Returning the pat, Delilah Peabody arched an eyebrow. “A conversation, huh? Can you promise me you won’t be conversin’ with bullets? I have other guests to think about, you know.”

“I’ll do my best to keep the shooting to a minimum,” Jack assured her, a smile playing at the corner of his mouth.

“Well, alright then. They’re in room three. Top of the stairs to the right.”

“Thank you, ma’am.” He walked to the staircase and eased his way up, taking care to tread lightly. Rusty followed close on his heels, alert to any danger that might arise. When they reached the landing, they could hear loud voices coming from the room in question. Jack held his fingers up to his lips and leaned closer to the door, eavesdropping on the conversation taking place inside.

“… don’t care what you think! You promised me we’d come back and live here and I’m holding you to that!”

“Melinda, darlin’, you were less than forthcoming in describing this town. What am I supposed to do here all day? There is no theatre or music house in this…this…settlement, or a decent drinking establishment. The only thing I’ve seen that arouses my interest is the whorehouse.”

“Whorehouse? Over my dead body! No husband of mine will visit a whorehouse. I’ll not have the people of this town talking behind my back!” A drawer slammed shut. “Besides, I thought you wanted to be a rancher.”

Eager to hear Sterling’s response, Rusty leaned forward next to Jack, his ear to the door.

“A rancher!” Sterling snorted. “What I want, my darling wife, is a spread so big it makes every living soul in this territory green with envy. I want horses and cattle and crops, and most importantly, I want dozens of men to do the work for me. Did you see the condition of that house? The barns? The land? It’ll take months, maybe years to build the Brewerton place up to my standards.”

White hot anger boiled up inside of Rusty. It was bad enough the man was willing to pay more for the one place Rusty wanted; now he was vilifying it. Glancing at Jack, he straightened, taking a step back from the door, his spur jiggling as it made contact with a tea table sitting against the wall.

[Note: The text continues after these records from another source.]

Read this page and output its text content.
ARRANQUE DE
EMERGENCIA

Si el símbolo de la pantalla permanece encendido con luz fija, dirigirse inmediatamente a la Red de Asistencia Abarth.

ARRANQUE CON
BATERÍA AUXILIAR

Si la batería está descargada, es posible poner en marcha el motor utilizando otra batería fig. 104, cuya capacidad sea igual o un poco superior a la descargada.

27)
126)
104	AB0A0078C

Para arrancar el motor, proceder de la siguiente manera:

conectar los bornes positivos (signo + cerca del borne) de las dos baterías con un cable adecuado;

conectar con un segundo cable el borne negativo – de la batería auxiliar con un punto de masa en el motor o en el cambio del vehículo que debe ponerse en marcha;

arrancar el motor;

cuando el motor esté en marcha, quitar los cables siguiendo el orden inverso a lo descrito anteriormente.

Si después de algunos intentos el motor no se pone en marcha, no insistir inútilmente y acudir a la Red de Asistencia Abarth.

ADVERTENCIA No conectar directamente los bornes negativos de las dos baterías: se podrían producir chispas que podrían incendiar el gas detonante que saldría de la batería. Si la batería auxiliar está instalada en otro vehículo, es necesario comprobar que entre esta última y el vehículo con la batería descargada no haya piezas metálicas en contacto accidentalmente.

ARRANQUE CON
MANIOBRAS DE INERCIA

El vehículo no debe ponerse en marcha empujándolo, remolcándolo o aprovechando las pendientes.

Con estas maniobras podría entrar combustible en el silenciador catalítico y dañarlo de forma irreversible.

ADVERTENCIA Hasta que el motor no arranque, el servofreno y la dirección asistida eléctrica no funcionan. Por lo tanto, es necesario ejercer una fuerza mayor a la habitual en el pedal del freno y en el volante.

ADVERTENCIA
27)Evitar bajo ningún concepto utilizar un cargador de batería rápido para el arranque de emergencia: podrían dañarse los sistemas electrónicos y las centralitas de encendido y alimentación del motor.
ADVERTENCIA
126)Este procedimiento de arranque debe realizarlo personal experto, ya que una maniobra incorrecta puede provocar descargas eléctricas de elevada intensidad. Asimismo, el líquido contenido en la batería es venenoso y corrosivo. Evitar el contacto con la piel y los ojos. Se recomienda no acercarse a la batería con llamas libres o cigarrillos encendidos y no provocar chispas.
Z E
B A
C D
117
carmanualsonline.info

The conversation in the room came to an abrupt halt and Jack barely had time to move away from the door before it was flung open.

“Why Marshal Tanner, what a pleasure to see you.” Melinda Sue draped herself against the doorway, her low cut dress showing an ample amount of cleavage. “How’ve you been, Jack?” she cooed, placing her hand on his chest. “Married life agreeing with you?” Her seductive implication was not lost on anyone.

“Darling,” Sterling remarked exaggeratedly, walking over to stand by his wife, “aren’t you going to invite our guests in?” He offered Jack his hand as the men entered the room. “Garrett Sterling. A pleasure to meet you, sir. My wife speaks very highly of you.”

Jack hid a grimace. “I bet she does,” he replied sardonically. “I believe you’ve met Rusty Flanagan?”

“Ah, Mr. Flanagan, my good man. Nice to see you again. Though I should hold a grudge that you’re trying to acquire a certain piece of land I have my eye on, I do rather like a challenge.” The man walked over to a sideboard, upon which several bottles of liquor were displayed. “Either of you gentlemen care for a drink? Whiskey, perhaps? Brandy? No? Well, excuse me while I prepare myself a libation. It’s been quite an afternoon.” He poured an inch of amber liquid into a tumbler and drank it down, then refilled his glass. Settling himself on the settee, he looked expectantly at Jack, waiting for the lawman to speak.

“Mr. Sterling…,”

“Garrett, please. Mr. Sterling sounds so formal.”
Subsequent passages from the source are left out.